Duplicate a mongodb collection

2019-08-11 12:16发布

问题:

What is a proper way to duplicate a collection in Mongodb on the same server using C#? MongoVUE has an option 'Duplicate collection', is there something similar for C#?

回答1:

There isn't a built-in way to copy collections with the C# driver, but you can still do it pretty simply as:

var source = db.GetCollection("test");
var dest = db.GetCollection("testcopy");
dest.InsertBatch(source.FindAll());

Note, however, that this won't copy any indexes from the source collection. The shell's copyTo method has the same limitation so it's likely implemented similarly.



回答2:

I had the exact same problem, but while the accepted answer works, I also needed to make it as fast as possible.

The fastest way to copy a collection is apparently using an aggregate with an $out pipeline stage. This way, you won't have to download all the documents and then re-upload them, they are just copied inside the database.

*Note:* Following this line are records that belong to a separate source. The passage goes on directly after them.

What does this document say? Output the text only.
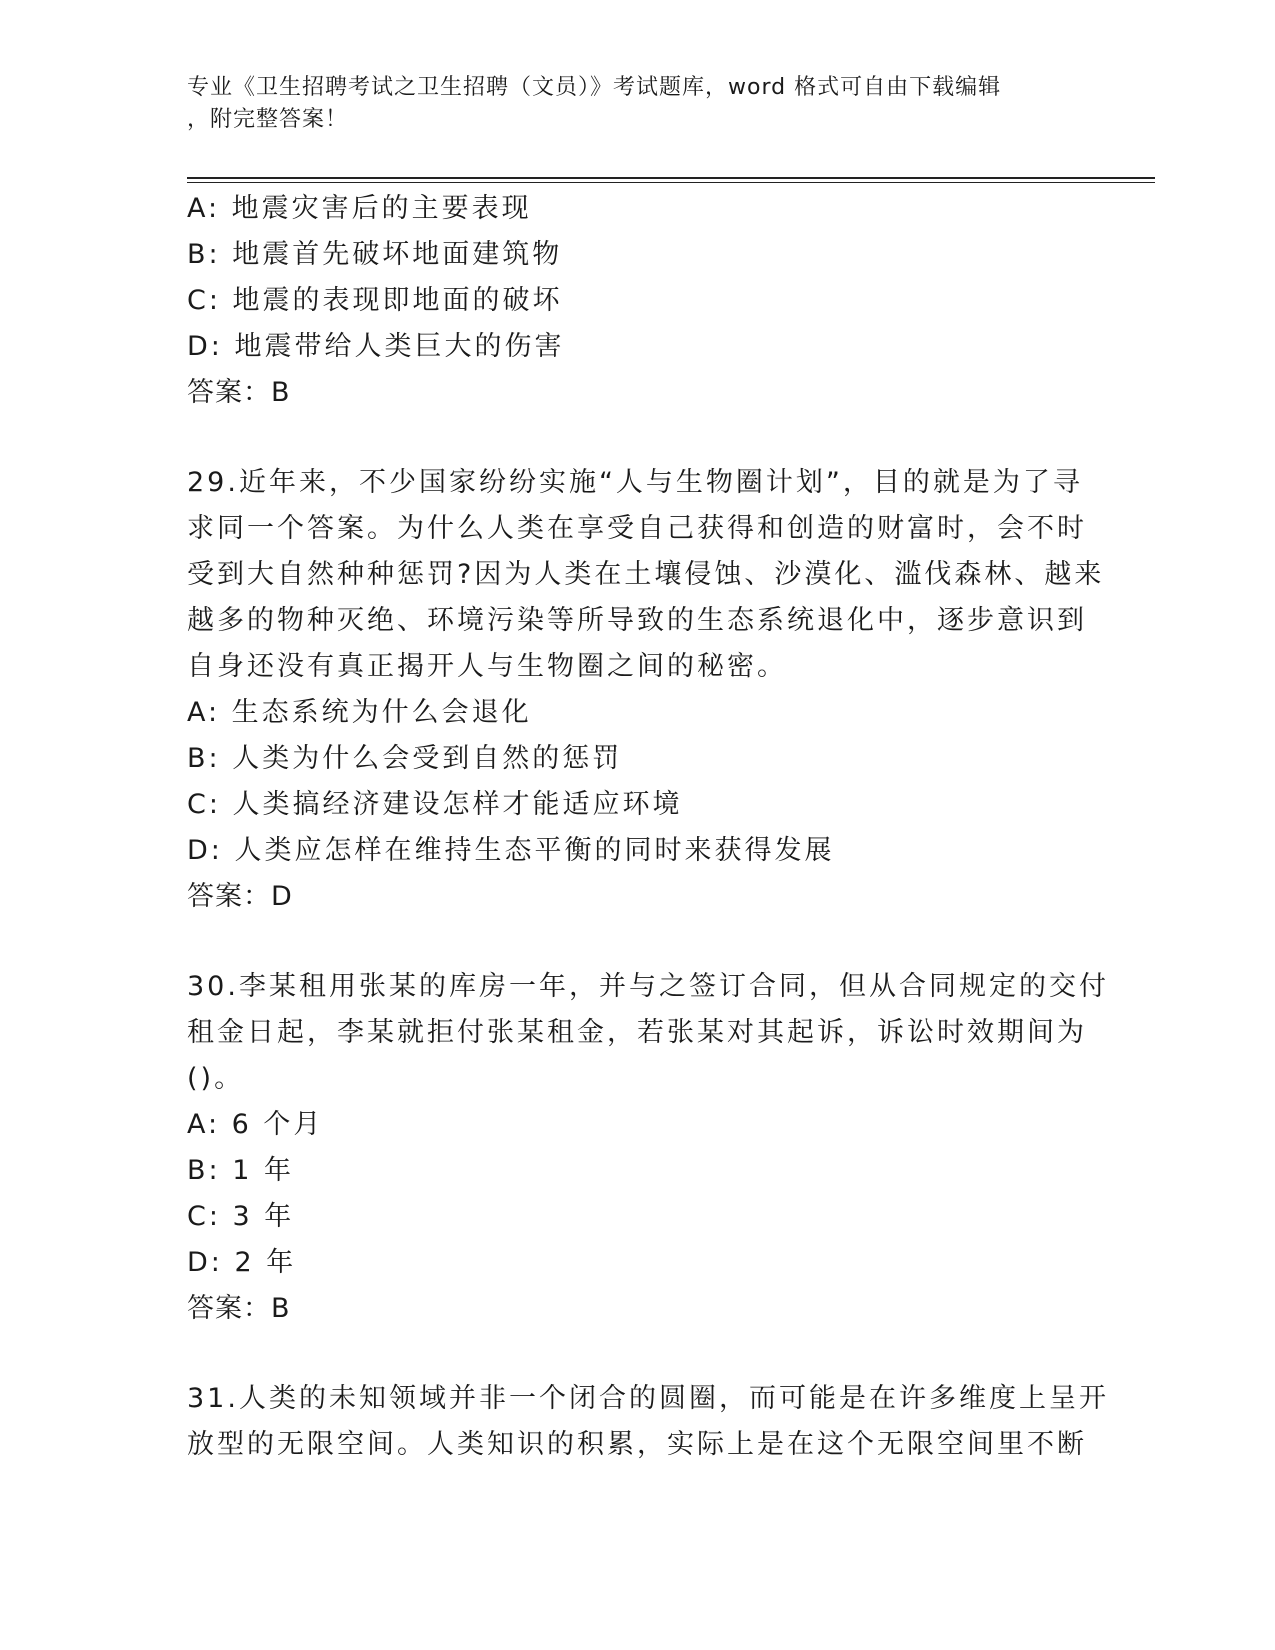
专业《卫生招聘考试之卫生招聘（文员）》考试题库，word 格式可自由下载编辑
，附完整答案！
A: 地震灾害后的主要表现
B: 地震首先破坏地面建筑物
C: 地震的表现即地面的破坏
D: 地震带给人类巨大的伤害
答案：B
29.近年来，不少国家纷纷实施“人与生物圈计划”，目的就是为了寻
求同一个答案。为什么人类在享受自己获得和创造的财富时，会不时
受到大自然种种惩罚?因为人类在土壤侵蚀、沙漠化、滥伐森林、越来
越多的物种灭绝、环境污染等所导致的生态系统退化中，逐步意识到
自身还没有真正揭开人与生物圈之间的秘密。
A: 生态系统为什么会退化
B: 人类为什么会受到自然的惩罚
C: 人类搞经济建设怎样才能适应环境
D: 人类应怎样在维持生态平衡的同时来获得发展
答案：D
30.李某租用张某的库房一年，并与之签订合同，但从合同规定的交付
租金日起，李某就拒付张某租金，若张某对其起诉，诉讼时效期间为
()。
A: 6 个月
B: 1 年
C: 3 年
D: 2 年
答案：B
31.人类的未知领域并非一个闭合的圆圈，而可能是在许多维度上呈开
放型的无限空间。人类知识的积累，实际上是在这个无限空间里不断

This is trivial to execute inside the mongo shell:

db.originalColl.aggregate([ { $match: {} }, { $out: "resultColl"} ]);

However, I had a lot of trouble running this from C#. Since eval has now been deprecated, you can't just stuff the above in a string to be executed on the server. Instead you need to construct a Bson document that represents the above code.

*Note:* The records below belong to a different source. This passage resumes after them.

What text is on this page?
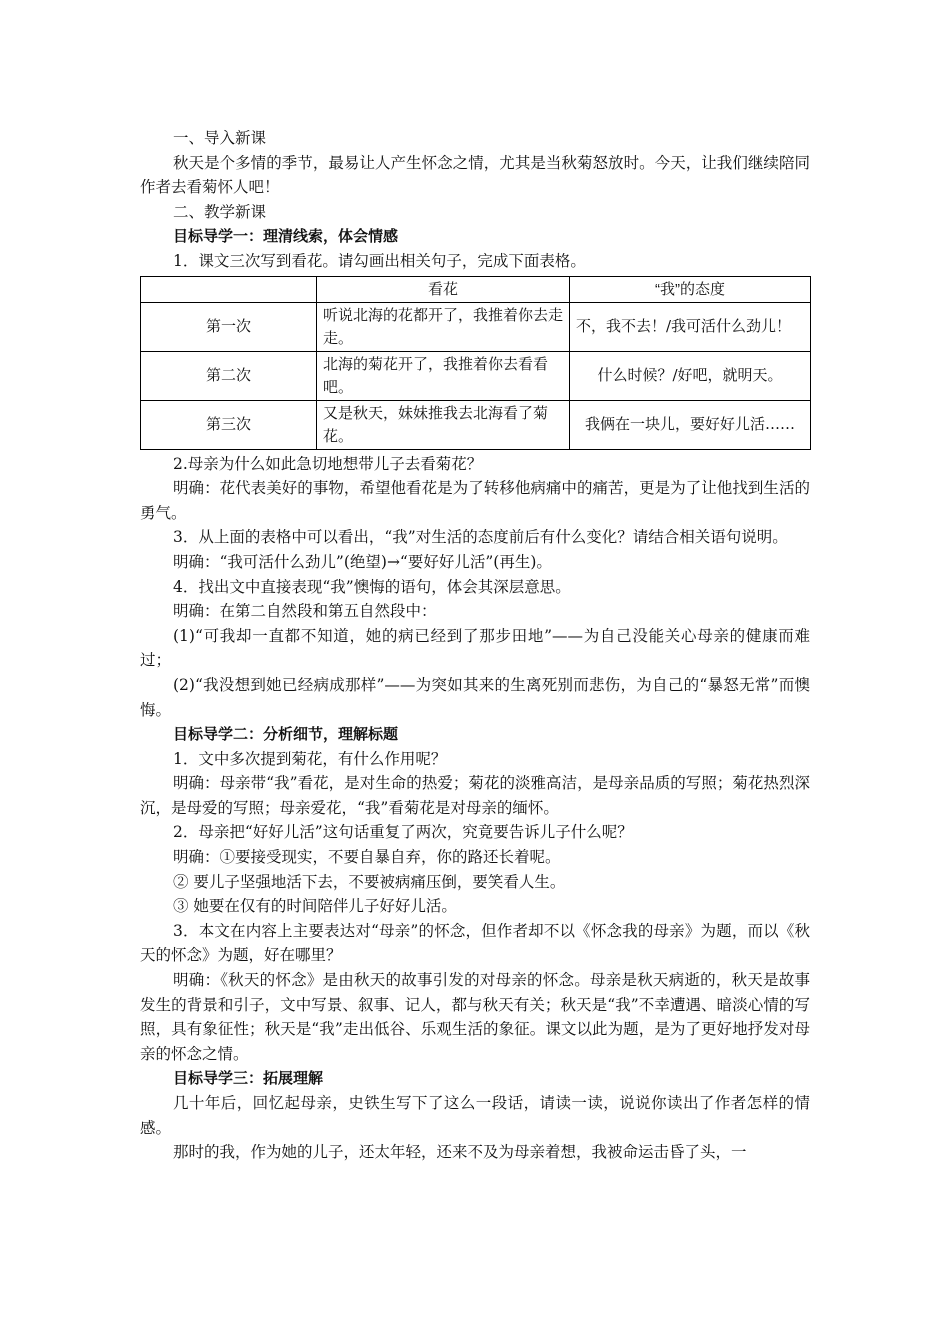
一、导入新课

秋天是个多情的季节，最易让人产生怀念之情，尤其是当秋菊怒放时。今天，让我们继续陪同作者去看菊怀人吧！

二、教学新课

目标导学一：理清线索，体会情感

1．课文三次写到看花。请勾画出相关句子，完成下面表格。

	看花	“我”的态度
第一次	听说北海的花都开了，我推着你去走走。	不，我不去！/我可活什么劲儿！
第二次	北海的菊花开了，我推着你去看看吧。	什么时候？/好吧，就明天。
第三次	又是秋天，妹妹推我去北海看了菊花。	我俩在一块儿，要好好儿活……

2.母亲为什么如此急切地想带儿子去看菊花？

明确：花代表美好的事物，希望他看花是为了转移他病痛中的痛苦，更是为了让他找到生活的勇气。

3．从上面的表格中可以看出，“我”对生活的态度前后有什么变化？请结合相关语句说明。

明确：“我可活什么劲儿”(绝望)→“要好好儿活”(再生)。

4．找出文中直接表现“我”懊悔的语句，体会其深层意思。

明确：在第二自然段和第五自然段中：

(1)“可我却一直都不知道，她的病已经到了那步田地”——为自己没能关心母亲的健康而难过；

(2)“我没想到她已经病成那样”——为突如其来的生离死别而悲伤，为自己的“暴怒无常”而懊悔。

目标导学二：分析细节，理解标题

1．文中多次提到菊花，有什么作用呢？

明确：母亲带“我”看花，是对生命的热爱；菊花的淡雅高洁，是母亲品质的写照；菊花热烈深沉，是母爱的写照；母亲爱花，“我”看菊花是对母亲的缅怀。

2．母亲把“好好儿活”这句话重复了两次，究竟要告诉儿子什么呢？

明确：①要接受现实，不要自暴自弃，你的路还长着呢。

② 要儿子坚强地活下去，不要被病痛压倒，要笑看人生。

③ 她要在仅有的时间陪伴儿子好好儿活。

3．本文在内容上主要表达对“母亲”的怀念，但作者却不以《怀念我的母亲》为题，而以《秋天的怀念》为题，好在哪里？

明确：《秋天的怀念》是由秋天的故事引发的对母亲的怀念。母亲是秋天病逝的，秋天是故事发生的背景和引子，文中写景、叙事、记人，都与秋天有关；秋天是“我”不幸遭遇、暗淡心情的写照，具有象征性；秋天是“我”走出低谷、乐观生活的象征。课文以此为题，是为了更好地抒发对母亲的怀念之情。

目标导学三：拓展理解

几十年后，回忆起母亲，史铁生写下了这么一段话，请读一读，说说你读出了作者怎样的情感。

那时的我，作为她的儿子，还太年轻，还来不及为母亲着想，我被命运击昏了头，一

Here's how I made it work:

var aggDoc = new Dictionary<string,object>
{
    {"aggregate" , "originalCollection"},
    {"pipeline", new []
        {
            new Dictionary<string, object> { { "$match" , new BsonDocument() }},
            new Dictionary<string, object> { { "$out" , "resultCollection"}}
        }
    }
};

var doc = new BsonDocument(aggDoc);
var command = new BsonDocumentCommand<BsonDocument>(doc);
db.RunCommand(command);

This turns out to be very fast (about 3 minutes to copy 5M documents), and no data is transferred between the db and the application running the above code. One drawback is that it creates a temporary collection, so the resultCollection will be empty (or not existing) until the operation completes. So if you have a progress bar that is based on the size of the resultCollection it will no longer work.